Keith, since you started this crap, here's a little wisdom from someone with a hell of lot more life experience than you have. You are going to meet patients in medicine whose guts you absoutely cannot stand. Forget the homosexual aspect;First there's drug seeking parasites, there are non compliant self destructive idiots who bleed an already overwhelmed system dry, and just for fun, criminals chained to the bed in the ED shouting obscenities at everyone in sight. You know what they have in common in with your church going, bible believing friends? THEY DESERVE EXACTLY THE SAME TREATMENT FROM YOU! Whatever your personal beliefs are, you have to leave them outside the patients room. If you can't and it affects your judgement, then don't go into medicine. Become a preacher or a politician.


Let me tell you, it's not easy at times to remember this. A few months ago I went into the pre-op clinic to start lines on a man who was in for a pneumonectomy. He already had a previous lobectomy for lung CA, and as I started looking for IV access, I smelled cigarette smoke. "Sir", I asked, "are you still smoking"? "Yes", he replied, " I had two just before I came in. Figured I might as well while I still had two lungs"!!!!!

OK. Now, go find where I stated that my views on this will affect the way I treat them. The only time I have ever stated that the way I treat them would be effected is when I see the ones that abuse the welfare and medicaid system. It won't affect my actual treatment of them, because I will do my job to the best of my abilities. The abusers are the patients I will have limited tolerance for though. If they miss a pre-op, they will be banned from the clinic.
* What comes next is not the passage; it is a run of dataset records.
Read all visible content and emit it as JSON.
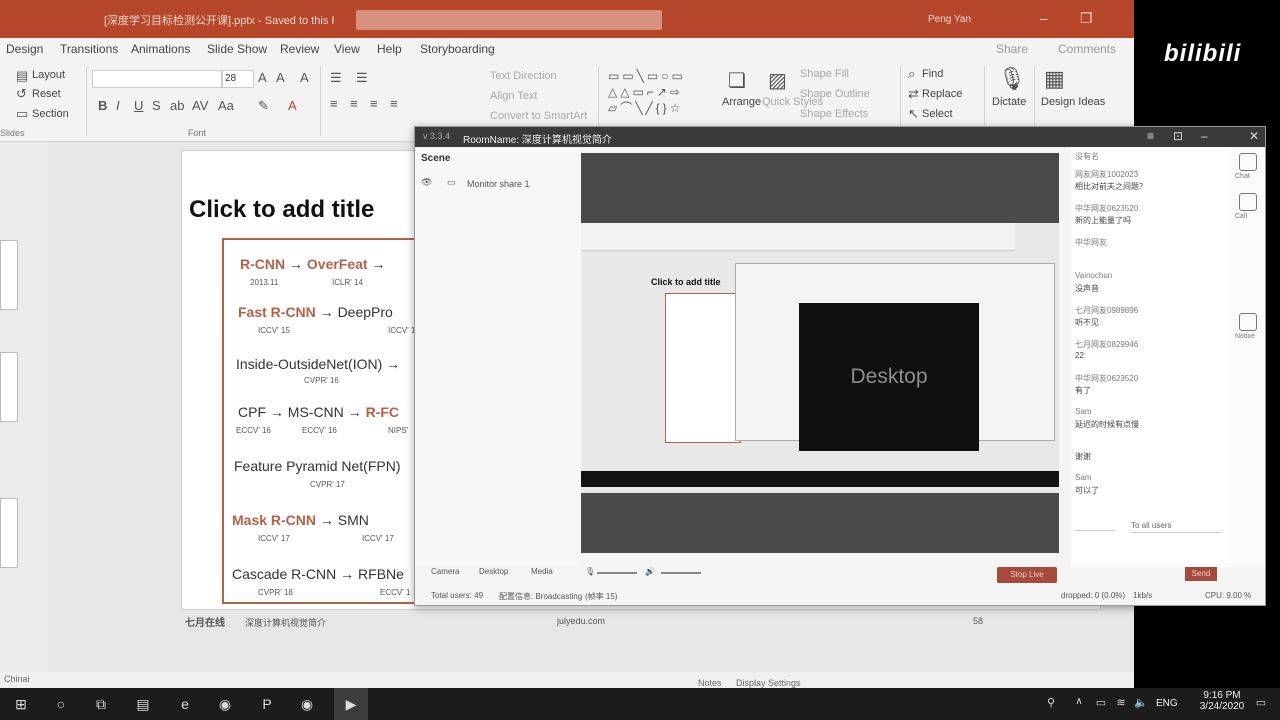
{
  "app": {
    "doc_title": "[深度学习目标检测公开课].pptx - Saved to this PC",
    "user": "Peng Yan"
  },
  "ribbon": {
    "tabs": [
      "Design",
      "Transitions",
      "Animations",
      "Slide Show",
      "Review",
      "View",
      "Help",
      "Storyboarding"
    ],
    "share": "Share",
    "comments": "Comments",
    "slides": {
      "layout": "Layout",
      "reset": "Reset",
      "section": "Section",
      "label": "Slides"
    },
    "font": {
      "size": "28",
      "label": "Font"
    },
    "paragraph": {
      "text_direction": "Text Direction",
      "align_text": "Align Text",
      "convert": "Convert to SmartArt"
    },
    "drawing": {
      "arrange": "Arrange",
      "quick_styles": "Quick Styles",
      "shape_fill": "Shape Fill",
      "shape_outline": "Shape Outline",
      "shape_effects": "Shape Effects"
    },
    "editing": {
      "find": "Find",
      "replace": "Replace",
      "select": "Select"
    },
    "voice": {
      "dictate": "Dictate"
    },
    "designer": {
      "design_ideas": "Design Ideas"
    }
  },
  "slide": {
    "title_placeholder": "Click to add title",
    "timeline": [
      {
        "name": "R-CNN",
        "next": "OverFeat",
        "venue": "2013.11",
        "venue2": "ICLR' 14"
      },
      {
        "name": "Fast R-CNN",
        "next": "DeepPro",
        "venue": "ICCV' 15",
        "venue2": "ICCV' 1"
      },
      {
        "name": "Inside-OutsideNet(ION)",
        "venue": "CVPR' 16"
      },
      {
        "name": "CPF",
        "next": "MS-CNN",
        "next2": "R-FC",
        "venue": "ECCV' 16",
        "venue2": "ECCV' 16",
        "venue3": "NIPS'"
      },
      {
        "name": "Feature Pyramid Net(FPN)",
        "venue": "CVPR' 17"
      },
      {
        "name": "Mask R-CNN",
        "next": "SMN",
        "venue": "ICCV' 17",
        "venue2": "ICCV' 17"
      },
      {
        "name": "Cascade R-CNN",
        "next": "RFBNe",
        "venue": "CVPR' 18",
        "venue2": "ECCV' 1"
      }
    ],
    "footer_brand": "七月在线",
    "footer_course": "深度计算机视觉简介",
    "footer_url": "julyedu.com",
    "footer_page": "58"
  },
  "statusbar": {
    "left": "Chinai",
    "notes": "Notes",
    "display_settings": "Display Settings"
  },
  "stream": {
    "version": "v 3.3.4",
    "room_name": "RoomName: 深度计算机视觉简介",
    "scene_label": "Scene",
    "scene_item": "Monitor share 1",
    "preview_slide_title": "Click to add title",
    "preview_desktop_label": "Desktop",
    "sources": [
      "Camera",
      "Desktop",
      "Media"
    ],
    "stream_button": "Stop Live",
    "send_button": "Send",
    "total_users": "Total users: 49",
    "broadcasting": "配置信息: Broadcasting",
    "status_mid": "(帧率 15)",
    "dropped": "dropped: 0 (0.0%)",
    "bitrate": "1kb/s",
    "cpu": "CPU: 9.00 %",
    "chat_filter": "To all users",
    "side_labels": [
      "Chat",
      "Call",
      "Notice"
    ],
    "chat": [
      {
        "user": "没有名",
        "msg": ""
      },
      {
        "user": "网友网友1002023",
        "msg": "相比对前夫之间题？"
      },
      {
        "user": "中华网友0623520",
        "msg": "新的上能量了吗"
      },
      {
        "user": "中华网友",
        "msg": ""
      },
      {
        "user": "Vainochun",
        "msg": "没声音"
      },
      {
        "user": "七月网友0989896",
        "msg": "听不见"
      },
      {
        "user": "七月网友0829946",
        "msg": "22"
      },
      {
        "user": "中华网友0623520",
        "msg": "有了"
      },
      {
        "user": "Sam",
        "msg": "延迟的时候有点慢"
      },
      {
        "user": "",
        "msg": "谢谢"
      },
      {
        "user": "Sam",
        "msg": "可以了"
      }
    ]
  },
  "taskbar": {
    "time": "9:16 PM",
    "date": "3/24/2020",
    "lang": "ENG"
  },
  "overlay": {
    "logo": "bilibili"
  }
}
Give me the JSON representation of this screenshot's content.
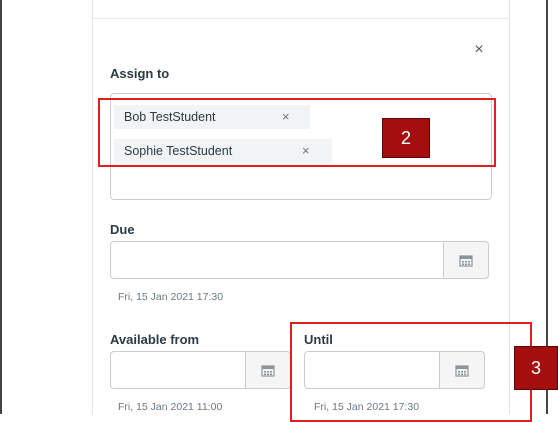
{
  "dialog": {
    "close_glyph": "×",
    "assign_to": {
      "label": "Assign to",
      "pills": [
        {
          "name": "Bob TestStudent",
          "remove": "×"
        },
        {
          "name": "Sophie TestStudent",
          "remove": "×"
        }
      ]
    },
    "due": {
      "label": "Due",
      "value": "",
      "hint": "Fri, 15 Jan 2021 17:30"
    },
    "available_from": {
      "label": "Available from",
      "value": "",
      "hint": "Fri, 15 Jan 2021 11:00"
    },
    "until": {
      "label": "Until",
      "value": "",
      "hint": "Fri, 15 Jan 2021 17:30"
    }
  },
  "annotations": {
    "badge_2": "2",
    "badge_3": "3",
    "color": "#e02020",
    "badge_color": "#a50e0e"
  },
  "icons": {
    "close": "close-icon",
    "calendar": "calendar-icon"
  }
}
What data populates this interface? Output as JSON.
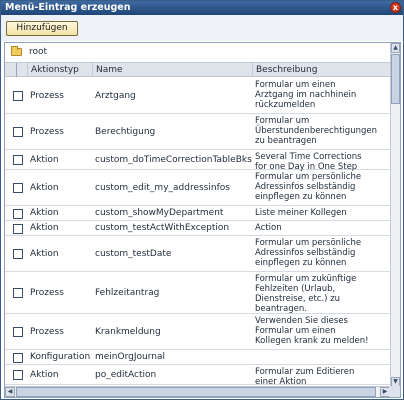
{
  "window": {
    "title": "Menü-Eintrag erzeugen",
    "close_glyph": "x"
  },
  "toolbar": {
    "add_label": "Hinzufügen"
  },
  "tree": {
    "root_label": "root"
  },
  "table": {
    "columns": [
      "Aktionstyp",
      "Name",
      "Beschreibung"
    ],
    "rows": [
      {
        "type": "Prozess",
        "name": "Arztgang",
        "desc": "Formular um einen\nArztgang im nachhinein\nrückzumelden"
      },
      {
        "type": "Prozess",
        "name": "Berechtigung",
        "desc": "Formular um\nÜberstundenberechtigungen\nzu beantragen"
      },
      {
        "type": "Aktion",
        "name": "custom_doTimeCorrectionTableBks",
        "desc": "Several Time Corrections\nfor one Day in One Step"
      },
      {
        "type": "Aktion",
        "name": "custom_edit_my_addressinfos",
        "desc": "Formular um persönliche\nAdressinfos selbständig\neinpflegen zu können"
      },
      {
        "type": "Aktion",
        "name": "custom_showMyDepartment",
        "desc": "Liste meiner Kollegen"
      },
      {
        "type": "Aktion",
        "name": "custom_testActWithException",
        "desc": "Action"
      },
      {
        "type": "Aktion",
        "name": "custom_testDate",
        "desc": "Formular um persönliche\nAdressinfos selbständig\neinpflegen zu können"
      },
      {
        "type": "Prozess",
        "name": "Fehlzeitantrag",
        "desc": "Formular um zukünftige\nFehlzeiten (Urlaub,\nDienstreise, etc.) zu\nbeantragen."
      },
      {
        "type": "Prozess",
        "name": "Krankmeldung",
        "desc": "Verwenden Sie dieses\nFormular um einen\nKollegen krank zu melden!"
      },
      {
        "type": "Konfiguration",
        "name": "meinOrgJournal",
        "desc": ""
      },
      {
        "type": "Aktion",
        "name": "po_editAction",
        "desc": "Formular zum Editieren\neiner Aktion"
      }
    ]
  },
  "colors": {
    "title_bar": "#1f4577",
    "header_bg": "#dfe3ea",
    "button_bg": "#f1e2a6"
  }
}
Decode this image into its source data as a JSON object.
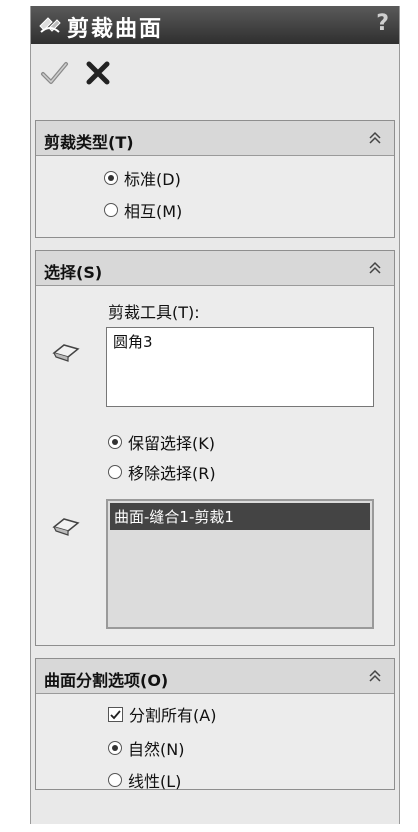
{
  "title": "剪裁曲面",
  "help": "?",
  "trim_type": {
    "title": "剪裁类型(T)",
    "options": [
      "标准(D)",
      "相互(M)"
    ],
    "selected": 0
  },
  "selection": {
    "title": "选择(S)",
    "tool_label": "剪裁工具(T):",
    "tool_item": "圆角3",
    "options": [
      "保留选择(K)",
      "移除选择(R)"
    ],
    "selected": 0,
    "surface_item": "曲面-缝合1-剪裁1"
  },
  "split": {
    "title": "曲面分割选项(O)",
    "split_all": "分割所有(A)",
    "split_all_checked": true,
    "options": [
      "自然(N)",
      "线性(L)"
    ],
    "selected": 0
  }
}
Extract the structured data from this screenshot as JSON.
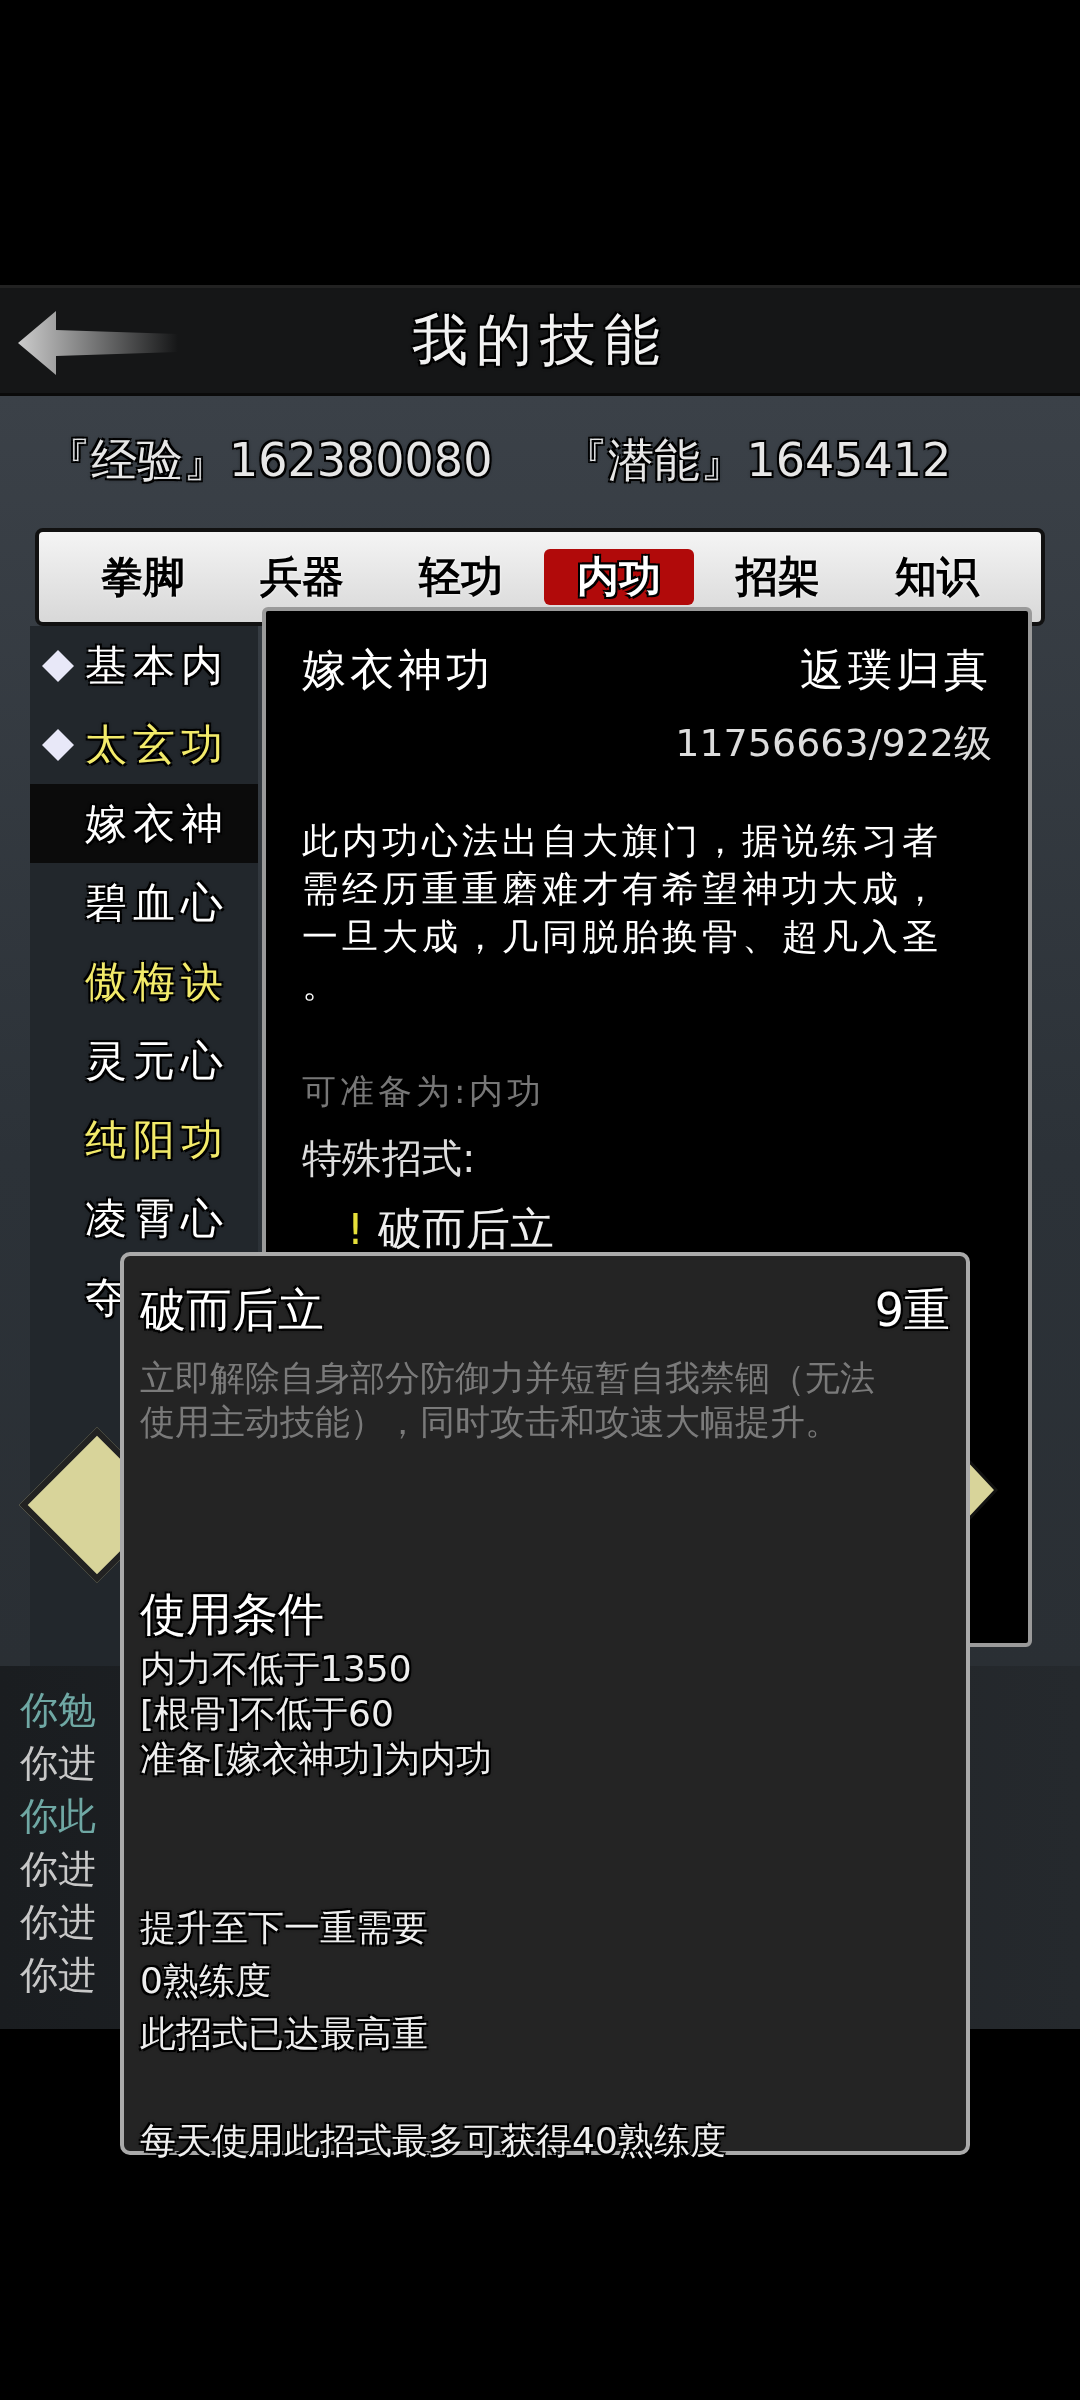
{
  "header": {
    "title": "我的技能"
  },
  "stats": [
    {
      "label": "『经验』",
      "value": "162380080"
    },
    {
      "label": "『潜能』",
      "value": "1645412"
    }
  ],
  "tabs": [
    {
      "label": "拳脚",
      "selected": false
    },
    {
      "label": "兵器",
      "selected": false
    },
    {
      "label": "轻功",
      "selected": false
    },
    {
      "label": "内功",
      "selected": true
    },
    {
      "label": "招架",
      "selected": false
    },
    {
      "label": "知识",
      "selected": false
    }
  ],
  "skills": [
    {
      "name": "基本内",
      "color": "#ffffff",
      "marked": true,
      "selected": false
    },
    {
      "name": "太玄功",
      "color": "#f2ea6a",
      "marked": true,
      "selected": false
    },
    {
      "name": "嫁衣神",
      "color": "#ffffff",
      "marked": false,
      "selected": true
    },
    {
      "name": "碧血心",
      "color": "#ffffff",
      "marked": false,
      "selected": false
    },
    {
      "name": "傲梅诀",
      "color": "#f2ea6a",
      "marked": false,
      "selected": false
    },
    {
      "name": "灵元心",
      "color": "#ffffff",
      "marked": false,
      "selected": false
    },
    {
      "name": "纯阳功",
      "color": "#f2ea6a",
      "marked": false,
      "selected": false
    },
    {
      "name": "凌霄心",
      "color": "#ffffff",
      "marked": false,
      "selected": false
    },
    {
      "name": "夺",
      "color": "#ffffff",
      "marked": false,
      "selected": false
    }
  ],
  "detail": {
    "name": "嫁衣神功",
    "rank": "返璞归真",
    "progress": "11756663/922级",
    "description_lines": [
      "此内功心法出自大旗门，据说练习者",
      "需经历重重磨难才有希望神功大成，",
      "一旦大成，几同脱胎换骨、超凡入圣",
      "。"
    ],
    "equip_as": "可准备为:内功",
    "special_title": "特殊招式:",
    "special_moves": [
      {
        "mark": "!",
        "name": "破而后立"
      }
    ]
  },
  "popup": {
    "name": "破而后立",
    "level": "9重",
    "description_lines": [
      "立即解除自身部分防御力并短暂自我禁锢（无法",
      "使用主动技能），同时攻击和攻速大幅提升。"
    ],
    "conditions_title": "使用条件",
    "conditions": [
      "内力不低于1350",
      "[根骨]不低于60",
      "准备[嫁衣神功]为内功"
    ],
    "upgrade": [
      "提升至下一重需要",
      "0熟练度",
      "此招式已达最高重"
    ],
    "daily_limit": "每天使用此招式最多可获得40熟练度"
  },
  "log": [
    {
      "text": "你勉",
      "color": "#6fa8a4"
    },
    {
      "text": "你进",
      "color": "#c8c8c8"
    },
    {
      "text": "你此",
      "color": "#6fa8a4"
    },
    {
      "text": "你进",
      "color": "#c8c8c8"
    },
    {
      "text": "你进",
      "color": "#c8c8c8"
    },
    {
      "text": "你进",
      "color": "#c8c8c8"
    }
  ]
}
Things like that.
 
skb21 said:
I'll be sure to tell him the reason he is in his situation if I ever have to "care" for him. I should use treat instead of care, because I could care less about a f*ggot.

With that kind of an attitude, you can see why I seriously question whether you truly will treat homosexuals the same way you would treat one of your fellow parishoners.

What's that line in the bible about "hating the sin". but "loving the sinner"?